Mardi humide

C’est le dernier jour de notre voyage et il est temps de nous rapprocher d’Oslo pour prendre notre vol demain matin.

On commence tout de même par visiter la Stavkirke d’Urnes, la plus vieille de Norvège avec ses sculptures d’inspiration viking, classée par l’Unesco au patrimoine mondial de l’humanité. Après une longue route étroite, on la trouve perchée sur une colline au milieu des champs de framboises.

Après la visite, cap sur l’est ! On emprunte la route du Sognefjel qui serpente à travers le haut massif du Jotunheim. On grimpe une interminable succession de lacets dans le brouillard pour atteindre un plateau dramatique entre les lacs et les glaciers sous ce ciel très lourd. Je sors faire une série de photos sous la pluie, et je découvre bien vite qu’on a atteint la haute montagne et les températures proches de zéro qui vont avec.

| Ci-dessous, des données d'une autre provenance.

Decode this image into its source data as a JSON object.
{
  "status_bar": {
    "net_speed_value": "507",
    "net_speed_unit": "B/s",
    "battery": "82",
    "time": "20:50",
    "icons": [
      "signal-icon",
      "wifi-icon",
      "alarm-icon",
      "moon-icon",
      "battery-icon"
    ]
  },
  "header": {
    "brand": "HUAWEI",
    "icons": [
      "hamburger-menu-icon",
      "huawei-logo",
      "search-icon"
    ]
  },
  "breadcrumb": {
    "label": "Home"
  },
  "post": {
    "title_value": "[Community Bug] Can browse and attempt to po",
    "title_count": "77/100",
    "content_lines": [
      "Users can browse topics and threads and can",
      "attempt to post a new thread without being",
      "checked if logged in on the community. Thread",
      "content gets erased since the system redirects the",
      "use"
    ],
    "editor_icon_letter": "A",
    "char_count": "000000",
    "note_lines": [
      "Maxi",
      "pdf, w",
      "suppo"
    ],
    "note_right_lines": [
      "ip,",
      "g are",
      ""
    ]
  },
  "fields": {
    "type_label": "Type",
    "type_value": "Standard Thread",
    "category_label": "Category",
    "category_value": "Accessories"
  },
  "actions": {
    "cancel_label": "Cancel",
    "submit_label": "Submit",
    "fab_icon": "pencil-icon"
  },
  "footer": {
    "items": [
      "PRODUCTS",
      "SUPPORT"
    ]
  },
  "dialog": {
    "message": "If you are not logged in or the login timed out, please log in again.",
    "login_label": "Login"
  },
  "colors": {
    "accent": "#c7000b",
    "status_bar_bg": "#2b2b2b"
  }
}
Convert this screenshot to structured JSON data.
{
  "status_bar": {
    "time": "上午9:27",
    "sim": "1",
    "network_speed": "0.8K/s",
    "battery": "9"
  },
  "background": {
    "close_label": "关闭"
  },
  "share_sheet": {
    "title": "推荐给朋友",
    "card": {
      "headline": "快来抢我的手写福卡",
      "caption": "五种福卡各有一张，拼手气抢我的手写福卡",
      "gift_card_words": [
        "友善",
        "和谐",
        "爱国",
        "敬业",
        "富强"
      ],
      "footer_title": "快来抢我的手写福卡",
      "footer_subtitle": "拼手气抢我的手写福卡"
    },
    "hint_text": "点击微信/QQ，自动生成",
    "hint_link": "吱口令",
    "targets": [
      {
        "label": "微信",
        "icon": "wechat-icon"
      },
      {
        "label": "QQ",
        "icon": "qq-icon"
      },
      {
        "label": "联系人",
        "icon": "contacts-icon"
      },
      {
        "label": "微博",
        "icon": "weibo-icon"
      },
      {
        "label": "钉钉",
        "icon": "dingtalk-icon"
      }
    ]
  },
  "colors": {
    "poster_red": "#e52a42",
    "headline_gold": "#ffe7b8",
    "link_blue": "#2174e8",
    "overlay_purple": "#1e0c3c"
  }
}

Notre dernier arrêt touristique se fera à Lom, la grande station de ski du Jotunheim avec ses jolis chalets sombres.

La fonte des glaces et la pluie chargent le torrent qui affiche un débit impressionnant dans le village.

On observera de loin la belle Stavkirke qui était réservée cet après-midi là pour un enterrement. À la place, on visitera une bonne pâtisserie et ses délices à la cannelle.

La fin de journée est moins palpitante : on avale les derniers kilomètres vers le sud en traversant le village olympique de Lillehammer.

On aura fait un beau périple de 3.000 kilomètres entre les Lofoten et les fjords, pris un nombre incalculable de ferrys, des rond-points dans les tunnels et appris à slalomer entre les moutons.

On peut maintenant rentrer à Paris, après avoir fait le plein de nature, bien reposés et avec des étoiles pleins les yeux après ce magnifique voyage.

Merci d’avoir suivi nos aventures et un immense merci de nous avoir permis de faire ce merveilleux voyage de noces. On a hâte de vous retrouver pour vous le raconter de vive voix !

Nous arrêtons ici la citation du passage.